Musibetleri ve imtihan sürecini “gelecekten seyretmek” şuuru ve rahatlığı!
Milli Çözüm Ekibinin, diğer bütün şuurlu mü’minler gibi; Başımıza gelen musibetleri ve imtihan süreçlerini, “kader penceresinden ve gelecekten izleme” sırrına vakıf olmaları, cesaret ve metanetimizin en önemli dayanaklarındandır. Olayların seyrini ve neticelerini bildiği tarihi kahramanlık filmini seyreden bir kişi; aktörlerin tutuklanmaları, zindana atılmaları, işkencelere tabi tutulmaları ve çeşitli iftiralara uğratılmaları durumunda, paniğe ve endişeye kapılmayıp, onların kurtulacaklarını ve kutlu başarılara ulaşacaklarını bilmenin peşin huzurunu yaşayacaktır. İşte her mü’min Allah’ın va’dine ve kudretine güvenip, uğradığı sıkıntı ve sarsıntılardan kurtulacağı ümidiyle, kavuşacağı mutlulukların peşin sevincini tadacak, zorluklara sabır ve cesaretle dayanacaktır. Kur’an’da anlatılan Hz. Yusuf (a.s) da, kaderini, gelecekten izleme, şuuru ve huzuru ile rahatlatılmıştır.
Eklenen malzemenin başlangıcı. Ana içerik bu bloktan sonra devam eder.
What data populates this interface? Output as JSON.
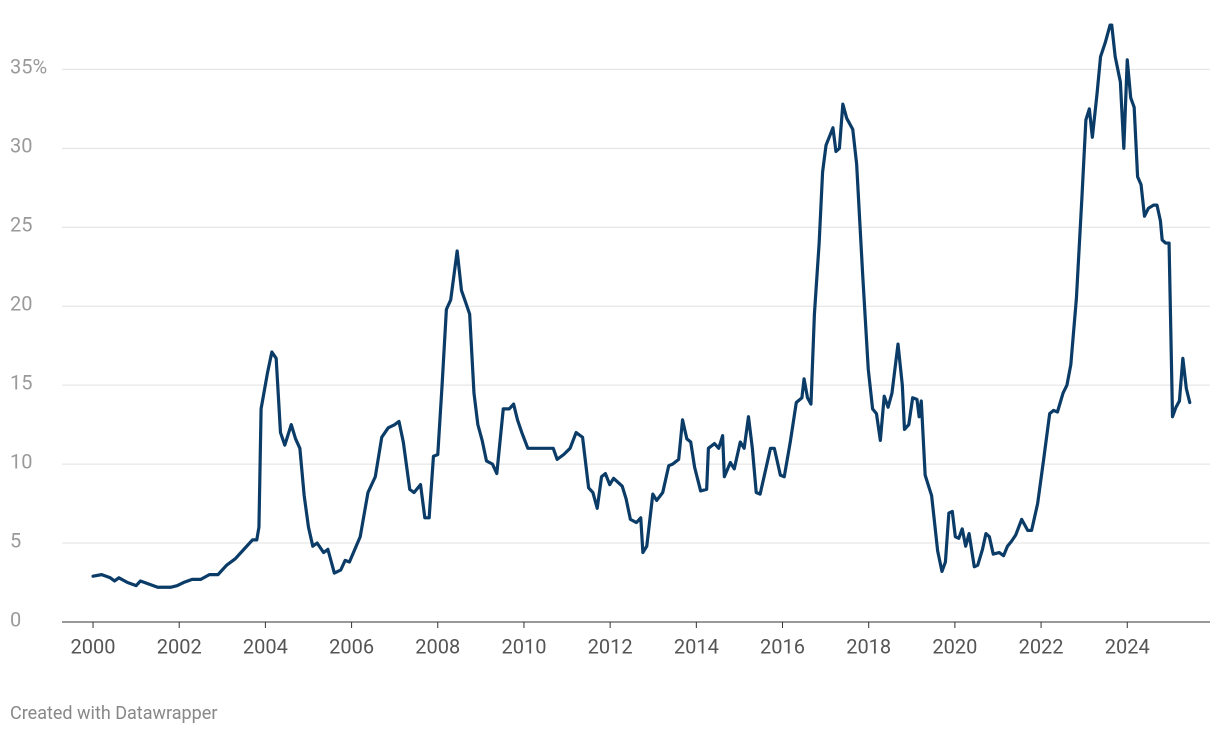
{
  "chart_data": {
    "type": "line",
    "footer": "Created with Datawrapper",
    "xlim": [
      1999.28,
      2025.92
    ],
    "ylim": [
      0,
      38
    ],
    "xticks": [
      2000,
      2002,
      2004,
      2006,
      2008,
      2010,
      2012,
      2014,
      2016,
      2018,
      2020,
      2022,
      2024
    ],
    "yticks": [
      0,
      5,
      10,
      15,
      20,
      25,
      30,
      {
        "value": 35,
        "label": "35%"
      }
    ],
    "grid": true,
    "series": [
      {
        "color": "#0b3c68",
        "x": [
          2000,
          2000.2,
          2000.4,
          2000.5,
          2000.6,
          2000.8,
          2001,
          2001.1,
          2001.3,
          2001.5,
          2001.8,
          2001.95,
          2002.1,
          2002.3,
          2002.5,
          2002.7,
          2002.9,
          2003.1,
          2003.3,
          2003.5,
          2003.7,
          2003.8,
          2003.85,
          2003.9,
          2004.05,
          2004.15,
          2004.25,
          2004.35,
          2004.45,
          2004.6,
          2004.7,
          2004.8,
          2004.9,
          2005.0,
          2005.1,
          2005.2,
          2005.35,
          2005.45,
          2005.6,
          2005.75,
          2005.85,
          2005.95,
          2006.2,
          2006.38,
          2006.55,
          2006.7,
          2006.85,
          2007.0,
          2007.1,
          2007.2,
          2007.35,
          2007.45,
          2007.6,
          2007.7,
          2007.8,
          2007.9,
          2008.0,
          2008.1,
          2008.2,
          2008.3,
          2008.45,
          2008.55,
          2008.64,
          2008.74,
          2008.84,
          2008.93,
          2009.03,
          2009.13,
          2009.27,
          2009.37,
          2009.52,
          2009.66,
          2009.76,
          2009.85,
          2009.95,
          2010.09,
          2010.44,
          2010.68,
          2010.77,
          2010.92,
          2011.07,
          2011.21,
          2011.36,
          2011.5,
          2011.6,
          2011.7,
          2011.8,
          2011.89,
          2011.99,
          2012.08,
          2012.28,
          2012.37,
          2012.47,
          2012.61,
          2012.71,
          2012.76,
          2012.85,
          2012.99,
          2013.08,
          2013.22,
          2013.36,
          2013.45,
          2013.59,
          2013.68,
          2013.78,
          2013.87,
          2013.96,
          2014.1,
          2014.24,
          2014.28,
          2014.42,
          2014.52,
          2014.61,
          2014.65,
          2014.79,
          2014.88,
          2015.02,
          2015.11,
          2015.21,
          2015.3,
          2015.39,
          2015.48,
          2015.58,
          2015.72,
          2015.81,
          2015.95,
          2016.04,
          2016.18,
          2016.32,
          2016.45,
          2016.5,
          2016.58,
          2016.66,
          2016.74,
          2016.85,
          2016.93,
          2017.01,
          2017.17,
          2017.24,
          2017.32,
          2017.4,
          2017.49,
          2017.63,
          2017.72,
          2017.86,
          2017.99,
          2018.09,
          2018.18,
          2018.27,
          2018.36,
          2018.45,
          2018.54,
          2018.68,
          2018.78,
          2018.83,
          2018.93,
          2019.02,
          2019.12,
          2019.17,
          2019.22,
          2019.31,
          2019.46,
          2019.6,
          2019.7,
          2019.78,
          2019.86,
          2019.94,
          2020.01,
          2020.09,
          2020.17,
          2020.25,
          2020.33,
          2020.45,
          2020.53,
          2020.64,
          2020.72,
          2020.8,
          2020.89,
          2021.03,
          2021.13,
          2021.22,
          2021.31,
          2021.41,
          2021.55,
          2021.69,
          2021.78,
          2021.92,
          2022.06,
          2022.2,
          2022.29,
          2022.38,
          2022.51,
          2022.6,
          2022.69,
          2022.82,
          2022.95,
          2023.04,
          2023.12,
          2023.19,
          2023.3,
          2023.38,
          2023.49,
          2023.6,
          2023.64,
          2023.72,
          2023.84,
          2023.92,
          2024.0,
          2024.08,
          2024.16,
          2024.24,
          2024.32,
          2024.4,
          2024.49,
          2024.61,
          2024.69,
          2024.77,
          2024.81,
          2024.89,
          2024.97,
          2025.05,
          2025.13,
          2025.21,
          2025.29,
          2025.37,
          2025.45
        ],
        "values": [
          2.9,
          3.0,
          2.8,
          2.6,
          2.8,
          2.5,
          2.3,
          2.6,
          2.4,
          2.2,
          2.2,
          2.3,
          2.5,
          2.7,
          2.7,
          3.0,
          3.0,
          3.6,
          4.0,
          4.6,
          5.2,
          5.2,
          6.0,
          13.5,
          15.8,
          17.1,
          16.7,
          12.0,
          11.2,
          12.5,
          11.6,
          11.0,
          8.0,
          6.0,
          4.8,
          5.0,
          4.4,
          4.6,
          3.1,
          3.3,
          3.9,
          3.8,
          5.4,
          8.2,
          9.2,
          11.7,
          12.3,
          12.5,
          12.7,
          11.4,
          8.4,
          8.2,
          8.7,
          6.6,
          6.6,
          10.5,
          10.6,
          15.0,
          19.8,
          20.4,
          23.5,
          21.0,
          20.3,
          19.5,
          14.5,
          12.5,
          11.5,
          10.2,
          10.0,
          9.4,
          13.5,
          13.5,
          13.8,
          12.8,
          12.0,
          11.0,
          11.0,
          11.0,
          10.3,
          10.6,
          11.0,
          12.0,
          11.7,
          8.5,
          8.2,
          7.2,
          9.2,
          9.4,
          8.7,
          9.1,
          8.6,
          7.8,
          6.5,
          6.3,
          6.6,
          4.4,
          4.8,
          8.1,
          7.7,
          8.2,
          9.9,
          10.0,
          10.3,
          12.8,
          11.6,
          11.4,
          9.8,
          8.3,
          8.4,
          11.0,
          11.3,
          11.0,
          11.8,
          9.2,
          10.1,
          9.7,
          11.4,
          11.0,
          13.0,
          11.0,
          8.2,
          8.1,
          9.3,
          11.0,
          11.0,
          9.3,
          9.2,
          11.4,
          13.9,
          14.2,
          15.4,
          14.2,
          13.8,
          19.5,
          24.0,
          28.5,
          30.2,
          31.3,
          29.8,
          30.0,
          32.8,
          31.9,
          31.2,
          29.0,
          22.0,
          16.0,
          13.5,
          13.2,
          11.5,
          14.3,
          13.6,
          14.5,
          17.6,
          15.0,
          12.2,
          12.5,
          14.2,
          14.1,
          13.0,
          14.0,
          9.3,
          8.0,
          4.5,
          3.2,
          3.8,
          6.9,
          7.0,
          5.4,
          5.3,
          5.9,
          4.8,
          5.6,
          3.5,
          3.6,
          4.6,
          5.6,
          5.4,
          4.3,
          4.4,
          4.2,
          4.8,
          5.1,
          5.5,
          6.5,
          5.8,
          5.8,
          7.5,
          10.3,
          13.2,
          13.4,
          13.3,
          14.5,
          15.0,
          16.3,
          20.5,
          27.0,
          31.8,
          32.5,
          30.7,
          33.5,
          35.8,
          36.7,
          37.8,
          37.8,
          35.8,
          34.2,
          30.0,
          35.6,
          33.2,
          32.6,
          28.2,
          27.7,
          25.7,
          26.2,
          26.4,
          26.4,
          25.4,
          24.2,
          24.0,
          24.0,
          13.0,
          13.6,
          14.0,
          16.7,
          14.8,
          13.9
        ]
      }
    ]
  }
}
“Nitekim (hain ve zalim kardeşleri) Onu götürdükleri ve kuyunun derinliklerine atmaya topluca karar verdikleri zaman, Biz ona (Hz Yusuf’a şöyle) vahyetmiştik: “Andolsun sen onlara, kendileri (şuursuz vaziyette bu gelişmelerin) farkında değilken, bu yaptıklarını (tek tek) haber verecek (ve mahcup edecek)sin…” (Yusuf Suresi: 15. ayet) bu cesaret ve metanet kaynağını vurgulamaktadır. Yani Cenabı Hak, Hz. Yusuf’a: Bu hıyanet ve hakaretler sonunda Mısır’da çok etkili ve yetkili bir konuma ulaşacağını, kötü niyetli kardeşlerinin de farkında olmadan onun izzet ve devlete kavuşmasının yolunu açtıklarını, kaderini gelecekten izletmek suretiyle, onu ruhen rahatlatıp imtihanını kolaylaştırmıştır.
Halk arasında cesaret; yiğitlik tavrı, ataklık, gözü karalılık ve dayanıklılık özelliklerini de içeren; ürkülecek şeyleri, endişe ve panikleri, risk ve tehditleri, dirayet ve sükunetle karşılayıp aşma, korku ve kuşku uyandırıcı durumlarla başa çıkma hassasıdır. Ancak cahili cesaret; sadece kuru kahramanlık damarıyla, tehlikelerin üzerine atlama anlamına kullanıldığı halde, İslami cesaret; imandan, Allah’ın va’dine ve kudretine itimattan doğan bir kararlılıktır. İşte Milli Çözüm Ekibinin cesareti de, basit bir gözü karalılık değil, imani bir kararlılık tavrıdır. Çünkü onurlu ve cesur bir mü’min bilir ki; Allah’ın dilemesi ve takdir etmesi dışında hiçbir şey ve hiç kimse kendisine ve yakın çevresine ne zarar ne yarar sağlayamayacaktır. Bu nedenle cesaret; doğruluk ve ihlas gibi olgun ve onurlu sıfatların da madeni konumundadır. Çünkü yalancılık, riyakârlık, yağcılık ve sahtekârlık, korkaklığın sonuçlarıdır.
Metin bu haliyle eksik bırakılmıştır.